Alberdi es sin dudas el liberal más consecuente de este país, en su doble faceta: como ideólogo y como constructor de naciones. Como ideólogo, es el que identifica a la patria con el mercado, según la liberal traducción de una frase que hunde sus raíces en la tradición republicana clásica: “ubi bene, ibi patria”, que en el contexto de este libro significa que “donde están los bienes, está la patria”. Es esta matriz ideológica la que le permitirá decir aberraciones: que “el indio no compone mundo” y que de un gaucho jamás surgirá un “maquinista inglés”. Pero Alberdi es también un constructor de naciones, alguien que piensa la nación más allá de la oferta y la demanda, como se aprecia en su legitimación del carácter bicameral del legislativo, como prenda de unidad entre unitarios y federales; en su interés por integrar a la Argentina del litoral con la del interior; en su defensa a los caudillos; o en sus críticas acérrimas a la Guerra del Paraguay.

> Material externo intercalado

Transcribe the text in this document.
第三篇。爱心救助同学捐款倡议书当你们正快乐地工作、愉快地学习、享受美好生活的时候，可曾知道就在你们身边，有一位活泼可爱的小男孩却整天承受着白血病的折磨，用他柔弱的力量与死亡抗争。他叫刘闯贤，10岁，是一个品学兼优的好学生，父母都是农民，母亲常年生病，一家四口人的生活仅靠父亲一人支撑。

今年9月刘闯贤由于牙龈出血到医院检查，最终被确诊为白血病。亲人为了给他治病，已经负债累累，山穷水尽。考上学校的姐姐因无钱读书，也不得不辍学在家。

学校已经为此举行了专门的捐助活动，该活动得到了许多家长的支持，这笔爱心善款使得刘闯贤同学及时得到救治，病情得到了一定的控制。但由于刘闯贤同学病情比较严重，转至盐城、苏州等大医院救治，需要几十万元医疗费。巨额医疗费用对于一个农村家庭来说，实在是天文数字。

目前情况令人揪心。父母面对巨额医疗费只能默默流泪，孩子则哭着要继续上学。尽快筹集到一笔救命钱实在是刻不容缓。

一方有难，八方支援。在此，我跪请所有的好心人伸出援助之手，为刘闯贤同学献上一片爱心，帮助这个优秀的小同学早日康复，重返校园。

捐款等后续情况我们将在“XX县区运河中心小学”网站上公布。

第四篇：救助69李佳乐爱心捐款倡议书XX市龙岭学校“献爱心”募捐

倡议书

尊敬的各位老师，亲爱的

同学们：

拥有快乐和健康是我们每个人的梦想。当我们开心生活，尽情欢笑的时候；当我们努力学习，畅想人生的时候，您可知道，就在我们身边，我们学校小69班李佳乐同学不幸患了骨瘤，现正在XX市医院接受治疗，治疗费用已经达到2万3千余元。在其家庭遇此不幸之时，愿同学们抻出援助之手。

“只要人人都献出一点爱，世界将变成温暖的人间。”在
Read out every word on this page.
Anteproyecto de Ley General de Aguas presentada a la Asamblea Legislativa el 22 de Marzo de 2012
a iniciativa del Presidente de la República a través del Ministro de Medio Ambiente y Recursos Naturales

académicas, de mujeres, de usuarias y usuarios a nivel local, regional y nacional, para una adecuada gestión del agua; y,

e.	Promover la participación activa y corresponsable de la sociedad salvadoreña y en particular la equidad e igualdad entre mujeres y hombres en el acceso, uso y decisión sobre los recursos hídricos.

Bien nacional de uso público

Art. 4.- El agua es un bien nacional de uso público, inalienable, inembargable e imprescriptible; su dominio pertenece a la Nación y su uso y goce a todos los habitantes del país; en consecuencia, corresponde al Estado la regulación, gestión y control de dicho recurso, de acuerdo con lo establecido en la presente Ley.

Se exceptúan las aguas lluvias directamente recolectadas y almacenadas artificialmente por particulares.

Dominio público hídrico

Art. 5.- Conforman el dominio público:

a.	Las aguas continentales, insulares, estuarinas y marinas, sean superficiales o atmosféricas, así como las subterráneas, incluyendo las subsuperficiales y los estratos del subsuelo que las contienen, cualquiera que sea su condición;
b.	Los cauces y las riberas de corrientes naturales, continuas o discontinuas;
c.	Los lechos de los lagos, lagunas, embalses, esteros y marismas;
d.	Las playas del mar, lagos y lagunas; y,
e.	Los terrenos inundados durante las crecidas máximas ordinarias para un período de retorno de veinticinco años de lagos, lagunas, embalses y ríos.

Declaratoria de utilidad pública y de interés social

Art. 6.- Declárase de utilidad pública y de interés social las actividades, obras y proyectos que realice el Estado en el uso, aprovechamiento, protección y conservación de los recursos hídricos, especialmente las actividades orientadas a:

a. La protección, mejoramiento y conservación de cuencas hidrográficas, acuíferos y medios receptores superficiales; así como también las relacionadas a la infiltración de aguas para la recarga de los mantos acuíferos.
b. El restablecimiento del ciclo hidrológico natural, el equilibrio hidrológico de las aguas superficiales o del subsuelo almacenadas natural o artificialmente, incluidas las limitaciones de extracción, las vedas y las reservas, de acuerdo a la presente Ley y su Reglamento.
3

Es por eso que su obra admite diversas herencias, de las cuales el anarco liberalismo toma sin dudas la peor: aquella que Halperín Donghi nombró como la del “autoritarismo progresista”, una concepción según la cual cualquier valor político, incluso -y sobre todo- la democracia, debe quedar supeditada a la libertad de mercado y los derechos de propiedad.
APU ¿En la actualidad hay un triunfo cultural del liberalismo económico según tu parecer?
MF: No es actual, sino que se viene forjando hace cincuenta años: el neoliberalismo es la cultura contemporánea dominante. Se trata de una ideología que, a diferencia del liberalismo clásico, que todavía distinguía entre esfera privada y pública, busca generalizar el principio de maximización de las ganancias. De aquí que sostenga que el mercado es el único organizador legítimo de las relaciones sociales. Para ello no se despoja del Estado, sino que redefine sus funciones, para ponerlo al servicio del empresariado nacional y extranjero, y sobre todo para unificar ese frente, algo que demanda hacer política. Ese es el papel histórico de las privatizaciones, al menos en Argentina. A pesar de todo lo anarco que se proclame la actual dirección política de la Argentina, el Estado cumple un papel central en esta función, como pudo apreciarse en el DNU del 23 de diciembre y en las “Bases y puntos de partida para la libertad de los argentinos”, ambas herramientas destinadas a transformar el patrimonio público y los derechos de los argentinos en oportunidades de negocios para empresarios locales y extranjeros con nombre y apellido, fácilmente identificables. Lo único que tiene de “anarco” esta versión neoliberal es la reivindicación del desorden como estilo de gobierno, algo que no se condice del todo con la clásica tradición liberal argentina.